Biannual fashion, art and culture magazine Document Journal’s spring/summer issue was almost done and dusted by early March, with no less than five fashion covers starring the likes of Kaia Gerber and shot by different photographers including Mario Sorrenti and Willy Vanderperre.
But then the coronavirus swept through the U.S. and editor in chief and creative director Nick Vogelson decided to create five additional artist covers at the last minute to reflect what was happening.
For those, he tapped Louis Vuitton’s men’s wear designer Virgil Abloh and four other artists — Judy Chicago, Christopher Wool, Mel Bochner and Edgar Heap of Birds — to come up with their own interpretations.
“We felt it was vital to hear from some of the most significant artists working today, across a range of disciplines, on their responses to the global pandemic in the form of a series of special limited-edition covers,” Vogelson said in his editor’s note.
For his cover titled “The glass is half full, always,” Abloh is pictured walking through the woods dressed in camouflage and holding an axe and a modern chair, with a receipt from a Lidl grocery store in Germany laid on top of the image.

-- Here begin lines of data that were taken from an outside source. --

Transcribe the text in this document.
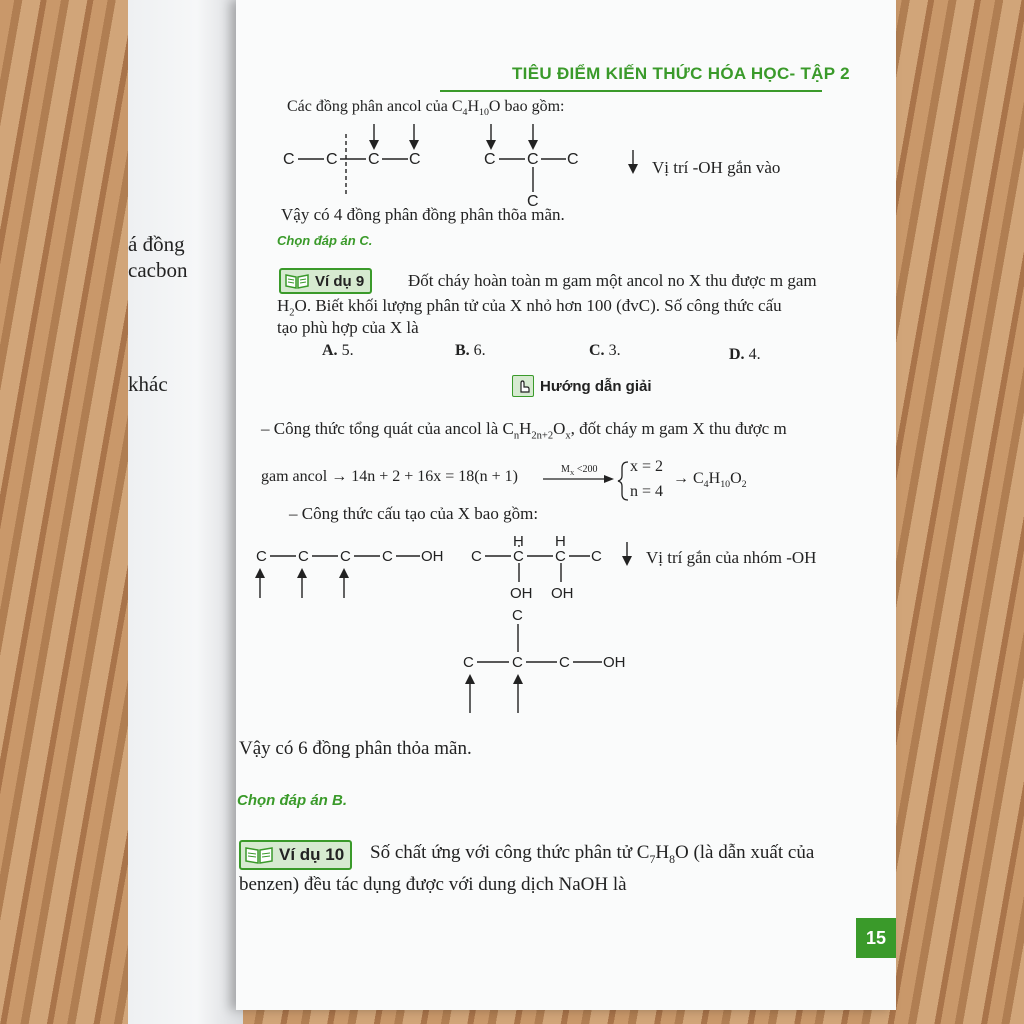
á đồng
cacbon
khác
TIÊU ĐIỂM KIẾN THỨC HÓA HỌC- TẬP 2
Các đồng phân ancol của $C_4H_{10}O$ bao gồm:
C C C C	C C C
C
Vị trí -OH gắn vào
Vậy có 4 đồng phân đồng phân thõa mãn.
Chọn đáp án C.
Ví dụ 9	Đốt cháy hoàn toàn m gam một ancol no X thu được m gam
$H_2O$. Biết khối lượng phân tử của X nhỏ hơn 100 (đvC). Số công thức cấu
tạo phù hợp của X là
A. 5.	B. 6.	C. 3.	D. 4.
Hướng dẫn giải
– Công thức tổng quát của ancol là $C_nH_{2n+2}O_x$, đốt cháy m gam X thu được m
gam ancol → 14n + 2 + 16x = 18(n + 1)	$M_X <200$ x = 2
n = 4
→ $C_4H_{10}O_2$
– Công thức cấu tạo của X bao gồm:
C C C C OH C C C C
H H
OH OH
C
C	C C OH
Vị trí gắn của nhóm -OH
Vậy có 6 đồng phân thỏa mãn.
Chọn đáp án B.
Ví dụ 10 Số chất ứng với công thức phân tử $C_7H_8O$ (là dẫn xuất của
benzen) đều tác dụng được với dung dịch NaOH là
15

Document is known for giving its high-profile contributors creative freedom and while the meaning might not be immediately obvious to all readers, Abloh explained in a statement that “when fashion once needed fashion to make fashion images, in this time, that rationale has been reduced to necessity.” “This moment of time is a line drawn in the sand. The metaphors in the image are as thick as the forest in the background,” the designer, artist and DJ added.
For his part, Wool created a monochromatic cover using the universal symbol for positive as well as the emblem of the International Red Cross, questioning our role in the progress of humanity and Bochner overlaid languages on top of one another, reminding the reader that humanity and the shared human experience is held together through communication, according to Vogelson.
For the remaining two art covers, Heap highlighted ceremonial sites and places of healing throughout the U.S. in his native sovereign language, while Chicago referenced Native American legend, emphasizing human culpability in the climate change crisis and the COVID-19 pandemic.
Vogelson added: “Taken together, these covers and the dynamic conversations and features that underpin the issue help illuminate the extraordinary perseverance, will and creativity that animate our world and remind us that even in isolation, we are never truly alone.”
Away from the covers, the 488-page issue features Dior’s Kim Jones and masked singer Orville Peck exploring their inspirations, while designer Simone Rocha and actor Gwendoline Christie reminisce about the first time they met.
For the next issue, which will be released at the end of September, Vogelson is waiting to see what happens and if they will be able to produce shoots during the summer.
“Whatever happens I think it’s important to challenge ourselves in how we make pictures and images,” he said.